Usman Pelly, Senior Ichwan dalam kegiatan-kegiatan akademik tak heran dengan pemikiran-pemikiran radikal yang dikemukakan Ichwan. Sekitar tahun 1975, Ia yang kala itu menjabat sebagai Direktur Lembaga Penelitian Institut Keguruan dan Ilmu Pendidikan (IKIP) Medan melihat banyak hal berbeda dari Ichwan.
Usman mengenang Ichwan yang kerap kali melakukan kegiatan-kegiatan yang menonjol kala menjadi asistennya dulu. “Ia punya ciri akademikus kreatif,” terang Usman. Sedari dulu Ichwan memiliki rasa ingin tahu yang tinggi terhadap fakta sejarah dan tak pernah puas dengan apa yang ada. “Banyak orang yang merasa cukup dengan apa yang sudah ia ketahui, tapi Ichwan selalu ingin tahu lebih banyak.”

Disertasinya tentang pemikiran politik dalam sejarah melayu jadi salah satu yang Usman apresiasi. Ia hapal kegigihan Ichwan mencari kebenaran, “Dia meneliti naskah-naskah tua orang melayu,” menelusuri fakta serta berburu data.

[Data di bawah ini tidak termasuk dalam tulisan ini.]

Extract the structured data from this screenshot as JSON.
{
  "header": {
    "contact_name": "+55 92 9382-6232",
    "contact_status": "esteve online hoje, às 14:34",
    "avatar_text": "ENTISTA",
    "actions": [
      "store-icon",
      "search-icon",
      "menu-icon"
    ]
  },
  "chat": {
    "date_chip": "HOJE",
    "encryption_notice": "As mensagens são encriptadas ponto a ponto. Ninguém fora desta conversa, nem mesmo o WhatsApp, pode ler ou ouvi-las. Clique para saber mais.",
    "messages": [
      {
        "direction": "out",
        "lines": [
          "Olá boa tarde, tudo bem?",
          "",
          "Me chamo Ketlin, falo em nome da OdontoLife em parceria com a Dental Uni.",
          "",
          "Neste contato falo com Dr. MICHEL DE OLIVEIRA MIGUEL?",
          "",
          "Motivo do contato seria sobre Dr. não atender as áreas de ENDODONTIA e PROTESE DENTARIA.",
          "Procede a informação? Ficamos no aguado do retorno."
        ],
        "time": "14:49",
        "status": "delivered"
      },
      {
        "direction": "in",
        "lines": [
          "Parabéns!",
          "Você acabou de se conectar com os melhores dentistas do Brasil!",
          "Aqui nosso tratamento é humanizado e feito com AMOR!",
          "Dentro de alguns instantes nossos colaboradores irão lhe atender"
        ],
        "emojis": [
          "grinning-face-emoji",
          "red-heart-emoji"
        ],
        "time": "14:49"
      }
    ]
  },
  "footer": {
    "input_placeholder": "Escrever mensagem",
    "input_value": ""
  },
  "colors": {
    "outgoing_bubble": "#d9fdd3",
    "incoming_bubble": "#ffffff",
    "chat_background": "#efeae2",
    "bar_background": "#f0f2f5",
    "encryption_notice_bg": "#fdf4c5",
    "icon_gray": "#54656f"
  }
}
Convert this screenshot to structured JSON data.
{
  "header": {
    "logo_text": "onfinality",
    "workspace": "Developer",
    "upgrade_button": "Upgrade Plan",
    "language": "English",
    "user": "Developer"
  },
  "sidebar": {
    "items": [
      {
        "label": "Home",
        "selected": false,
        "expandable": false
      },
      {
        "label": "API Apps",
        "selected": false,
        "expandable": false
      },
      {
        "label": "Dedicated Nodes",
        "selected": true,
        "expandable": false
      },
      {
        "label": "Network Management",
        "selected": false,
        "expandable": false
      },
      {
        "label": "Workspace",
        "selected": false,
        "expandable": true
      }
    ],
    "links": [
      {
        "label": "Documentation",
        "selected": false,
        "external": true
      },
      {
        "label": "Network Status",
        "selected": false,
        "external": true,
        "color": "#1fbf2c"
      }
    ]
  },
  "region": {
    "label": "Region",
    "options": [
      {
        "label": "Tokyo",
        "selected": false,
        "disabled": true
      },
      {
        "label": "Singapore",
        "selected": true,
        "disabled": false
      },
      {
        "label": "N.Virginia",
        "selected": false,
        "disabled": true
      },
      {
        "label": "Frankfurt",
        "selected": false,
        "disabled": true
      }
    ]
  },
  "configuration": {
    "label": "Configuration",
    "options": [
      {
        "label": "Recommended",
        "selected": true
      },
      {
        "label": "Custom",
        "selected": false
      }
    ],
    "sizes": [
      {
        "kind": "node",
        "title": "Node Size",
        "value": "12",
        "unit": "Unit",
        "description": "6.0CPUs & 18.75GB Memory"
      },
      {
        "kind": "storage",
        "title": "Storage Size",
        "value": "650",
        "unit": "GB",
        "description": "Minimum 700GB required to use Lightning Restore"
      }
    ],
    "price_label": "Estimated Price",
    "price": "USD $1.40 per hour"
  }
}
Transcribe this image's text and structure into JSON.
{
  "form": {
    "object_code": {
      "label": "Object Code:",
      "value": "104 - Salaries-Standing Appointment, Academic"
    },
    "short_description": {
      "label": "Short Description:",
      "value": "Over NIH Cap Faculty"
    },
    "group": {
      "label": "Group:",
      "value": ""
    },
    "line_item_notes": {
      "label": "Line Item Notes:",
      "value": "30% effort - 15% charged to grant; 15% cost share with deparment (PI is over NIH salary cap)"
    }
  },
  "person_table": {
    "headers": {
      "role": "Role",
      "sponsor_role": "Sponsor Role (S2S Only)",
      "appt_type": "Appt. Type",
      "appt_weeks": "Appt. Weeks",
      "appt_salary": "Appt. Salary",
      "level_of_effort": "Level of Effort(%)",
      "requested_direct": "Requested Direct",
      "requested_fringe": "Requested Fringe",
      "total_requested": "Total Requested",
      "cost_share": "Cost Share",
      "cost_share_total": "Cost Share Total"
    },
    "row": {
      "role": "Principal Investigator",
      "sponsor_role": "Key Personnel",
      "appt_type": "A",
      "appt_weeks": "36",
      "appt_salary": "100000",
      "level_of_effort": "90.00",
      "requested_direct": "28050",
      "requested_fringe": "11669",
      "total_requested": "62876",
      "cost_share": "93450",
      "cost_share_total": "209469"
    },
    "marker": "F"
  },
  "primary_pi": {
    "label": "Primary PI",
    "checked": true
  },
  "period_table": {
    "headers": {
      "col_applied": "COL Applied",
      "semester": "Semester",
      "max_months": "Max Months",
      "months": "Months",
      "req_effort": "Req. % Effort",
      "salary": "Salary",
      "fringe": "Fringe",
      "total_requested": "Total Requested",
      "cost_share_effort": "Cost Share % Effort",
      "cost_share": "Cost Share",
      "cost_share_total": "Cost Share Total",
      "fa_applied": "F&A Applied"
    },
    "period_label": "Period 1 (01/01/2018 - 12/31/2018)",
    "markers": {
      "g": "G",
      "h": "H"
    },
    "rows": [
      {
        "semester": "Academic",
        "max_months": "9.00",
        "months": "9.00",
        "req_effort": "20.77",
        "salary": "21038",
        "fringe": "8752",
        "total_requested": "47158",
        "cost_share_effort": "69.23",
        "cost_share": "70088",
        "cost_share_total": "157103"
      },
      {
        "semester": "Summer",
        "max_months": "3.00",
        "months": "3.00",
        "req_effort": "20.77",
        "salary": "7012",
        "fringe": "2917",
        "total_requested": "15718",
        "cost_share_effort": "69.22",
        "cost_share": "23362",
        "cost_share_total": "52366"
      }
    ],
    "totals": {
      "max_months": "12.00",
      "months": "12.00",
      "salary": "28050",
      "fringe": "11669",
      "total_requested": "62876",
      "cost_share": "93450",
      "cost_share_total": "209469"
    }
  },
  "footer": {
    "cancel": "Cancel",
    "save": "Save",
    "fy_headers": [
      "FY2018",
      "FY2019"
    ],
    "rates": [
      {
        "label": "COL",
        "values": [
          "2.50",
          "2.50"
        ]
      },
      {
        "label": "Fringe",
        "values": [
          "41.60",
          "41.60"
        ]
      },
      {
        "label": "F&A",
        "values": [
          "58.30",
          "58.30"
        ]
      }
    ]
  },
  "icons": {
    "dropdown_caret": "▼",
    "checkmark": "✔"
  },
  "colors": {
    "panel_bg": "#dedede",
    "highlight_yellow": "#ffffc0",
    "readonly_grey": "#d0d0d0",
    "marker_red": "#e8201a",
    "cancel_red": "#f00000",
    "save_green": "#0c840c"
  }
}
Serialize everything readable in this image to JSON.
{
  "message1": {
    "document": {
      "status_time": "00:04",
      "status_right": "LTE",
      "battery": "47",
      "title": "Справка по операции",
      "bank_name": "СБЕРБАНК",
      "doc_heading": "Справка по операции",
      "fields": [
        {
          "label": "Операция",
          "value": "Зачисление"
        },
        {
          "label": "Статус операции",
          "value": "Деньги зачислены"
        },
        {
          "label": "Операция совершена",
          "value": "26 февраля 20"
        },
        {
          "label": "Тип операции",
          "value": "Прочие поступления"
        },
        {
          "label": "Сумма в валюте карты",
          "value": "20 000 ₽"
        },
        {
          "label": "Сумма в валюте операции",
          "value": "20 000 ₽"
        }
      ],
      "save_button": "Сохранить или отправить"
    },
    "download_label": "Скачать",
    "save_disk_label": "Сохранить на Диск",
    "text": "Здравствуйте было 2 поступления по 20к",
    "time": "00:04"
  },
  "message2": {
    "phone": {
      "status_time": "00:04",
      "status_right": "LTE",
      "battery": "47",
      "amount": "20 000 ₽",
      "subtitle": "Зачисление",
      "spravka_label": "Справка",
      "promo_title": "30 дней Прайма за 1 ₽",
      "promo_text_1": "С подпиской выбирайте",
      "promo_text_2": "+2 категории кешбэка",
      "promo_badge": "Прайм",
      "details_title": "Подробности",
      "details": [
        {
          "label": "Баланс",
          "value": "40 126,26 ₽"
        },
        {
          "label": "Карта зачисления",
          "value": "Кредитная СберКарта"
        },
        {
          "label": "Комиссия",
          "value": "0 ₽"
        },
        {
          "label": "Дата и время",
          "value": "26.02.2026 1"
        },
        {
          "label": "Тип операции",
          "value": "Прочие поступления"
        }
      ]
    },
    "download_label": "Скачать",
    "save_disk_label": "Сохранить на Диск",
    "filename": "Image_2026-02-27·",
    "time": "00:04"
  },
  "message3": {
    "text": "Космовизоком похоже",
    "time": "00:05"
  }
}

Banyak hal kontroversial yang orang-orang  terima begitu saja, tapi Usman bilang orang seperti Ichwan mampu melihatnya dari kacamata yang lebih kritis.

Usman pun paham betul perihal kekhawatiran Ichwan akan fakta sejarah yang sudah terlalu banyak ‘teridealisasi’ agar kelihatan lebih hebat nan menawan.”Itu sebab dia tak diam, historian memang harusnya seperti dia.” Ketakutan akibat fakta sejarah yang sudah dikonstruksi menyebabkan kelumpuhan psikis agar bangsa tak kritis lagi. Ichwan mengupayakan penyajian sejarah yang sebenarnya bukan yang apa adanya, terang Usman

Harus Aksi, Pantang Berdiam Diri

“Saya ilmuwan, bukan aktivis,” Ichwan tegaskan dirinya. “Saya turun ke lapangan, action.”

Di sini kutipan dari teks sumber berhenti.